Seven children, two parents, five COVID-19 cases.
A pair of York Region educators are sharing how the illness swept through their family in March, sending a previously healthy adult to the hospital, barely able to breathe.
“We are seeing, especially with the variants, that we don’t know how it’s going to hit,” says Samuel Soroka. He and his wife Elana have seven children between the ages of five months and 16 years.
The Soroka family’s COVID-19 ordeal started in early March, when their five-month-old son had a fever in the middle of the night. The entire family stayed home from school and the adults took the baby to be tested for the virus. When his test came back negative, the family was relieved, but that was just the beginning of their unpredictable stint with the illness.
The next week, their 16- and 12-year-old sons showed symptoms of the virus. Again they got tested, and were negative.
Three days later, on a Sunday night, the family was notified that one of their daughters may have been exposed to COVID-19 at school. By that point, Samuel was also feeling unwell. The next day, he and his two daughters, aged 11 and 15, went for tests. His came back negative, while his daughters’ were positive.
“We did try at the beginning to isolate as much as possible, but it just very quickly became impossible,” says Elana. Family members with symptoms were testing negative, while ones without symptoms were testing positive.
Forty-eight hours after the family had been notified of their daughter’s exposure, Elana herself was feeling sick. She and their eight-year-old son were tested and found to be positive for COVID-19.
“I didn’t know what was going to be,” she says. Still breastfeeding her baby, she decided to buy formula, just in case.
“We were preparing for the Passover holiday and I was alternating between cleaning and resting,” she explains, adding that because of the illnesses, the family’s domestic worker couldn’t come into the house.
Meanwhile, Samuel still had a head cold and fatigue. He was tested again and found out on the Friday that he indeed had COVID-19.
As the family tried to care for each other in quarantine, 39-year-old Elana’s condition was getting worse.

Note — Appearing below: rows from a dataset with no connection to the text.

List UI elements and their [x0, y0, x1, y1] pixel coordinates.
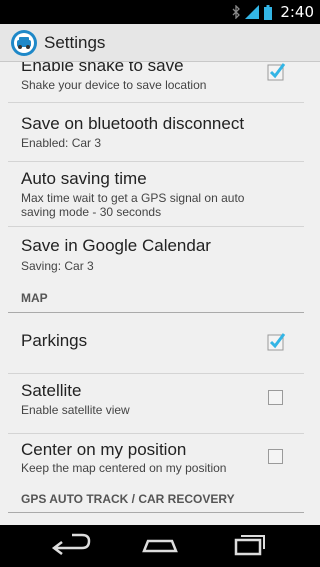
pref-title: Parkings: [21, 331, 88, 350]
bluetooth-icon: [232, 5, 241, 19]
signal-icon: [245, 5, 260, 19]
checkbox-checked-icon[interactable]: [265, 330, 287, 352]
pref-title: Center on my position: [21, 440, 187, 459]
pref-title: Save in Google Calendar: [21, 236, 211, 255]
pref-center-position[interactable]: Center on my position Keep the map cente…: [0, 434, 320, 486]
home-icon[interactable]: [130, 525, 190, 567]
action-bar: Settings: [0, 24, 320, 62]
category-map-title: MAP: [21, 291, 48, 305]
status-time: 2:40: [280, 3, 314, 21]
page-title: Settings: [44, 32, 106, 52]
pref-summary: Keep the map centered on my position: [21, 461, 227, 475]
pref-title: Save on bluetooth disconnect: [21, 114, 245, 133]
pref-title: Satellite: [21, 381, 82, 400]
checkbox-checked-icon[interactable]: [265, 62, 287, 82]
pref-google-calendar[interactable]: Save in Google Calendar Saving: Car 3: [0, 227, 320, 282]
pref-title: Enable shake to save: [21, 62, 184, 75]
pref-auto-saving-time[interactable]: Auto saving time Max time wait to get a …: [0, 162, 320, 226]
pref-bluetooth-disconnect[interactable]: Save on bluetooth disconnect Enabled: Ca…: [0, 103, 320, 161]
category-gps-title: GPS AUTO TRACK / CAR RECOVERY: [21, 492, 235, 506]
pref-summary: Enable satellite view: [21, 403, 130, 417]
pref-summary: Enabled: Car 3: [21, 136, 102, 150]
navigation-bar: [0, 525, 320, 567]
recent-apps-icon[interactable]: [220, 525, 280, 567]
pref-title: Auto saving time: [21, 169, 147, 188]
pref-parkings[interactable]: Parkings: [0, 313, 320, 373]
pref-summary-line-2: saving mode - 30 seconds: [21, 205, 162, 219]
pref-summary: Shake your device to save location: [21, 78, 207, 92]
pref-shake-to-save[interactable]: Enable shake to save Shake your device t…: [0, 62, 320, 102]
satellite-checkbox[interactable]: [268, 390, 283, 405]
pref-summary: Saving: Car 3: [21, 259, 94, 273]
battery-icon: [264, 4, 273, 20]
pref-satellite[interactable]: Satellite Enable satellite view: [0, 374, 320, 433]
back-icon[interactable]: [42, 525, 102, 567]
center-position-checkbox[interactable]: [268, 449, 283, 464]
settings-list[interactable]: Enable shake to save Shake your device t…: [0, 62, 320, 525]
category-divider: [8, 512, 304, 513]
car-app-icon[interactable]: [10, 29, 38, 57]
status-bar: 2:40: [0, 0, 320, 24]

“Very quickly, it just went from working pretty much normal and resting a little bit, to resting a lot and barely being able to get out of bed, even to just come to the table for meals,” she says. “Over the holiday it got to the point where I couldn’t lift my head off the pillow, or get out of bed for any period of time.
“If I did get out of bed I would be coughing and gasping for air. I said to my husband, I think there’s something really wrong.”
A week after testing positive, Elana called her father, who is a doctor. He advised she go to the hospital for tests. She and Samuel packed up the baby and drove to Mount Sinai, where they thought Elana would stay for a few hours and be sent home. Instead, she was hospitalized.
“We’re both young healthy people, I never would have expected this at all,” she says.
Samuel says he had hoped to stay with his wife while she was being examined, but he was barred due to safety protocols.
“It felt horrible as a husband to have to leave my wife, who was in such a weak state, at the door basically getting wheeled into Emergency by security,” he recalls.
Instead he went home, and cared for the rest of the family while doctors treated Elana.
At Mount Sinai, Elana says she had two intravenous drips because she was so dehydrated. She also says her health team gave her steroids, and a nose tube to help her body take in oxygen.
“I ended up staying in the hospital for five days,” she says.
Speaking to CityNews just three days after being discharged, she says she is only now beginning to come to terms with what happened to her as an otherwise healthy adult.
“Things were so bad I couldn’t put two thoughts together at all,” she explains. “It was very scary, it came very fast, and it still seems very surreal that I’m still sick, that I still can’t get out of bed for too long at a time.”
Samuel is staying home from work and continues to be the primary caregiver while Elana recuperates. She estimates she’s still at just 10 to 20 per cent of her usual strength.
“It’s going to be a long haul,” she says.
The kids are also still quarantining. Samuel says everyone needs to test negative and have no symptoms for 14 days before they can leave the house.
As the Soroka family recovers and tries to make sense of their ordeal, Samuel says he is reminded of a saying in Judaism that means “everyone is responsible, one for the other.”
“We really just have a responsibility to do as much as we can for each other, whether it’s mask wearing, distancing, whatever the rules are, to just try to do what we can to keep each other safe,” he says. “You never know how your actions are going to impact someone else.”